PALERMO – L’accusa è di falso. Avrebbe mentito facendo passare come suo collaboratore parlamentare uno che aveva conosciuto solo telefonicamente e che con lei, fino ad allora, non aveva formalizzato alcun rapporto di lavoro. Una menzogna dichiarata durante tre visite a case circondariali siciliane che ha consentito al presunto assistente la possibilità di entrare in carcere senza autorizzazione e di incontrare mafiosi. Le accuse contestate alla deputata di Italia Viva Giusy Occhionero sono gravi.
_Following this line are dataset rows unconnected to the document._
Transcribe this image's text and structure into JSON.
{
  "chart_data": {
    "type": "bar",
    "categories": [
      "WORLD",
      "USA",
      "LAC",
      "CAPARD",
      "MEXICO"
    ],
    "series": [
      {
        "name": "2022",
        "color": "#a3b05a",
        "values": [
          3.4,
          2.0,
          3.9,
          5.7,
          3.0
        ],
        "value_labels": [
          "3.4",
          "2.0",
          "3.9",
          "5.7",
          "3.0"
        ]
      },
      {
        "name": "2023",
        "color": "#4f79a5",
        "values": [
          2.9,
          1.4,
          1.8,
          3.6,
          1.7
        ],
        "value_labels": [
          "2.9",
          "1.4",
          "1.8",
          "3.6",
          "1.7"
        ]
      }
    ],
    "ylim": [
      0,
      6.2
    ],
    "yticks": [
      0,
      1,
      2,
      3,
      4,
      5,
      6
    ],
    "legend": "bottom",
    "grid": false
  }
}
Oggi la Procura di Palermo le ha notificato l’avviso di conclusione delle indagini, atto che prelude alla richiesta di rinvio a giudizio. Con lei rischiano il processo l’esponente dei Radicali Italiani Antonello Nicosia, l’uomo spacciato per collaboratore parlamentare, che risponde di falso in concorso, aggravato dal favoreggiamento di Cosa nostra e associazione mafiosa, il boss di Sciacca Accursio Dimino e tre presunti favoreggiatori.
Secondo la ricostruzione dei pm solo in un secondo momento, dopo aver fatto ben tre ispezioni in istituti di pena siciliani, Occhionero e Nicosia avrebbero formalizzato il rapporto di collaborazione. Dall’inchiesta è emerso che, oltre a progettare estorsioni e omicidi, Nicosia, sedicente docente universitario, da anni impegnato in battaglie a difesa dei detenuti, entrava e usciva dalle carceri, incontrando anche capimafia al 41 bis, proprio grazie alla collaborazione di Occhionero.
I due si erano conosciuti tramite i Radicali Italiani. Il 21 dicembre, dopo aver avuto con Nicosia solo contatti telefonici, la deputata è arrivata a Palermo e ha incontrato Nicosia con cui è andata immediatamente a fare un’ispezione al carcere Pagliarelli. All’ingresso ha dichiarato che era un suo collaboratore: circostanza, hanno accertato i pm anche attraverso indagini alla Camera, falsa. All’epoca, infatti nessun rapporto di lavoro era stato formalizzato. Il giorno successivo i due hanno fatto, con le stesse modalità, visite nelle carceri di Agrigento e Sciacca.
Ai pm che in principio l’hanno sentita come persona informata sui fatti, la donna ha detto di non aver avuto contezza della doppia personalità di Nicosia, formalmente paladino dei diritti dei carcerati, di fatto uomo d’onore che portava all’esterno i messaggi dei boss. Ma le spiegazioni della deputata non hanno convinto i magistrati che hanno accertato che tra la Occhionero e Nicosia c’era anche una relazione sentimentale. Convocata per un interrogatorio dopo l’iscrizione nel registro degli indagati, la deputata non si è presentata avvalendosi della facoltà di non rispondere.